I tried to put a smile on my face that it was okay, but I failed and my mouth cramped.

"Sometimes that happens. Not to mention this situation. I can't help but get annoyed."

In that case, this is it, what a bite-sized chocolate that Amalia offered me. Scorched brown sweets are a new sweetness that has recently become popular in Wangdu. Though I feel like I've heard that the raw materials are imported from far south countries, so they are worth a lot more...

"It's a souvenir from Master Crest. I was actually planning on serving it tomorrow afternoon, but now I thought I'd better serve it."

To the words, various thoughts circled my head.

For example, is Amalia in the mood for me not to hate Master Crest at all and not to run away again?

Master Crest, for once, cares about me, etc.

If I eat this, do I have to trigger a rapprochement, or something?

After all, my thoughts are downward today.
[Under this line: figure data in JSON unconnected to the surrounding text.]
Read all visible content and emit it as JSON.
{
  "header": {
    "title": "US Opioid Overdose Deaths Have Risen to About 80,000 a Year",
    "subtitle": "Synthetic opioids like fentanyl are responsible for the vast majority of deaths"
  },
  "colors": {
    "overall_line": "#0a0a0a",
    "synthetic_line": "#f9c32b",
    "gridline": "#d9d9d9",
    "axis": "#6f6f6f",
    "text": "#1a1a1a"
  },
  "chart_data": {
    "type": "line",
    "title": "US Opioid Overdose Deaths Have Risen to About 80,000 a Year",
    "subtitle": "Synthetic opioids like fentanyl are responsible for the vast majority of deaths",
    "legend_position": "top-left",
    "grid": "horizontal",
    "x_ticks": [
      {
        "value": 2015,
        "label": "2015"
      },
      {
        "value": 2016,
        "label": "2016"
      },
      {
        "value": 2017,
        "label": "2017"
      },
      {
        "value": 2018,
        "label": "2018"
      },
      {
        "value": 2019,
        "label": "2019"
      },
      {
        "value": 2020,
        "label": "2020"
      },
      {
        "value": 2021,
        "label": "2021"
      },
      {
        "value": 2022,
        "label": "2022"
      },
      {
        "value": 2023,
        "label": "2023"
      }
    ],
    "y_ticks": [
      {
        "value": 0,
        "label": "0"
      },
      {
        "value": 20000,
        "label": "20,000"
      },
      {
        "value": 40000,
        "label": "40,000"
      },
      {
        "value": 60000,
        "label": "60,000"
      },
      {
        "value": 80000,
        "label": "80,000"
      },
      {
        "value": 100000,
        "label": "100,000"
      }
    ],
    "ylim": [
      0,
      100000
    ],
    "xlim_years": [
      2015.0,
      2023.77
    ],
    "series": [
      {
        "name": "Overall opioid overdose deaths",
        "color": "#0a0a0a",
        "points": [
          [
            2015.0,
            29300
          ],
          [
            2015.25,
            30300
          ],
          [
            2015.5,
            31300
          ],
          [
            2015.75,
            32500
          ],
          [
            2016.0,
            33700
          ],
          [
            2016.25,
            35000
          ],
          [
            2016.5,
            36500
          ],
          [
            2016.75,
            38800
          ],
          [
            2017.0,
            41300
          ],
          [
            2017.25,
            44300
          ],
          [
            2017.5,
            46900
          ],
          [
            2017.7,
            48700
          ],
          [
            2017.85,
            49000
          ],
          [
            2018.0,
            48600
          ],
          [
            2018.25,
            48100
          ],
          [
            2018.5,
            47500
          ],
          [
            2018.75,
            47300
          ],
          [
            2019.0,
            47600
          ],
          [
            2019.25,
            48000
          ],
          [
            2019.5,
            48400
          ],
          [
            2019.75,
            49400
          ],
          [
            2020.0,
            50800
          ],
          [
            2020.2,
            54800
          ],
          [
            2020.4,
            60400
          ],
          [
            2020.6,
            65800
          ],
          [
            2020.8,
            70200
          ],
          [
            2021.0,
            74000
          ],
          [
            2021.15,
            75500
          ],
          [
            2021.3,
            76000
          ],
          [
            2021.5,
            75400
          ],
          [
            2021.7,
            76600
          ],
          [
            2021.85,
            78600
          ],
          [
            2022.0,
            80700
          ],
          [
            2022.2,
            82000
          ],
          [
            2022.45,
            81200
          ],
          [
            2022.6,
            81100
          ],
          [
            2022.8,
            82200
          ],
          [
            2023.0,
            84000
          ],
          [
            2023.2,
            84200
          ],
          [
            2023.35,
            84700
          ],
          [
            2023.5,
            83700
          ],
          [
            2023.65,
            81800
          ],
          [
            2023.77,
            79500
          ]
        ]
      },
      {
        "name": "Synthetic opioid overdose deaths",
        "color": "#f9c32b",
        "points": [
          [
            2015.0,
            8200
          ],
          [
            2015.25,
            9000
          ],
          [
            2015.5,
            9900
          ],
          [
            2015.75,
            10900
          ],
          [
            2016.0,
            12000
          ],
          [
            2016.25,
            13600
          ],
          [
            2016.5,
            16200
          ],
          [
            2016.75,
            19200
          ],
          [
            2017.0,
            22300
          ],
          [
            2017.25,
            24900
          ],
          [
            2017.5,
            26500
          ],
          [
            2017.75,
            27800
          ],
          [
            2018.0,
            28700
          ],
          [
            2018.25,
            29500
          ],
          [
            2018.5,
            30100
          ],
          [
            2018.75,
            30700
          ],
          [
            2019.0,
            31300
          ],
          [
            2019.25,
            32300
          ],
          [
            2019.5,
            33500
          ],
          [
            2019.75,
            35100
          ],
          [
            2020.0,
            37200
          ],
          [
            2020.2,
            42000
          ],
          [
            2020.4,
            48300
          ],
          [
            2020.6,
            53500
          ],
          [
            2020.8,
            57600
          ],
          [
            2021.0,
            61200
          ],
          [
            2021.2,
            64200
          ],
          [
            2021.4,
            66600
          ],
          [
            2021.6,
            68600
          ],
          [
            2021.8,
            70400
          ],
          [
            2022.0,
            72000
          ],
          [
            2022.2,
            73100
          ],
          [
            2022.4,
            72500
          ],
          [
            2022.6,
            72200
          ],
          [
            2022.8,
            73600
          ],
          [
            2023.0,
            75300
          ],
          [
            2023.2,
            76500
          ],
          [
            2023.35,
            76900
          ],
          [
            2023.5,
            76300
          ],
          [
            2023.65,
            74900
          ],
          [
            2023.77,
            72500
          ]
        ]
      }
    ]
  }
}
I can't stop thinking in a disgusting direction. I just need to honestly accept it as an apologetic treat.

Concon

"Yes."

It was Master Crest who came in without naming Amalia's reply. The presence of Mr. Hurl, who looked a little rushed behind him, must have meant that he failed to stop.

"Marizia"

I held my fist slightly before cursorily shifting my gaze to him. That look was a little stronger than what you always show me - I mean, it looked more faceless than usual.

"... what is it"

When the gaze bumps into each other, I feel slightly like Emerald's eyes "Yes Boo" have shaken.

"Are you still angry"

Huh, I think.

Now, how honest of you to ask me this from the front, or...

(Oh, yeah)

I remembered the story that only Mr. Carl had friends. Interpersonal skills may be significantly degraded.

(Still, I'm a platoon captain, so I think I have a decent relationship with my men and bosses)

Maybe it's also a toggle switch in work mode and private mode.

Either way, let's go here with the adult response.

"... I'm sorry for making your voice absurd earlier"

What did you think of my words, Master Crest? It remains faceless, so I don't know its intentions either.

Whatever happened, I got up from the couch I was sitting on, and... I also had a dizzy "Dizziness" with Kurakuri.

"Marie?"

After a moment of disgusting floating, I realized I was being held from the front.

"You look pale."

"I just had a little lightheadedness."

If I looked up, I could see that my eyebrows were lowered just a little and he was relieved.

"Dear Crest, just now, what I said is indisputable sincerity. That's all, remember?

At the edge of my sight, I saw Amalia with a slight expression. I thought I'd settled down because of it, but I guess I'm afraid "kigu" when I go back and have another similar development.

"... I know. I'm going to consider it positively."

To an unexpected answer, I looked up seriously and Master Crest's face. Before trying to determine whether the words were serious or not, I could see signs that Mr. Hurl was whispering "sayings" in his ear about something by summoning Mr. Amalia.

(- No way, Mr. Hurl's words, tell me as they are, or something?

Unfortunately, from the look on Master Crest's face I look up, I can't read the willingness to consider it or the pretense that I thought I was serious.

Gradually, the suspicion that it is Mr. Hull's wisdom is heightened. Rather, I just think so. Still, I took the word, so I thought I could consider it a step first, and I was mildly desperate.

But, well.

"I'm glad you did,"

If I chuckled and affirmed, Cui Yu's eyes soothed as if to stroke his chest down somehow.

Later on, I didn't forgive Master Crest, maybe I just didn't want to see that look again.

I don't even want to see your face. Get out of here.

The moment I threw that word at him, I rarely had honest emotions on Master Crest's face.

That, by analogy... is the look of a lost man who can no longer help himself.

It's like you've chosen the wrong path, but now you realize you can't go back, like you've lost hope.

It's like just one person, left in a place you don't know anywhere.

Neither do I. I don't remember those emotions.

I'm sure he had a similar look when I was worried about how I could have grasped people's happiness if I hadn't made a mistake, threatening Master Crest's chaser.

I just didn't want Master Crest to taste that same emotion I had.

Because that is terrible and lonely.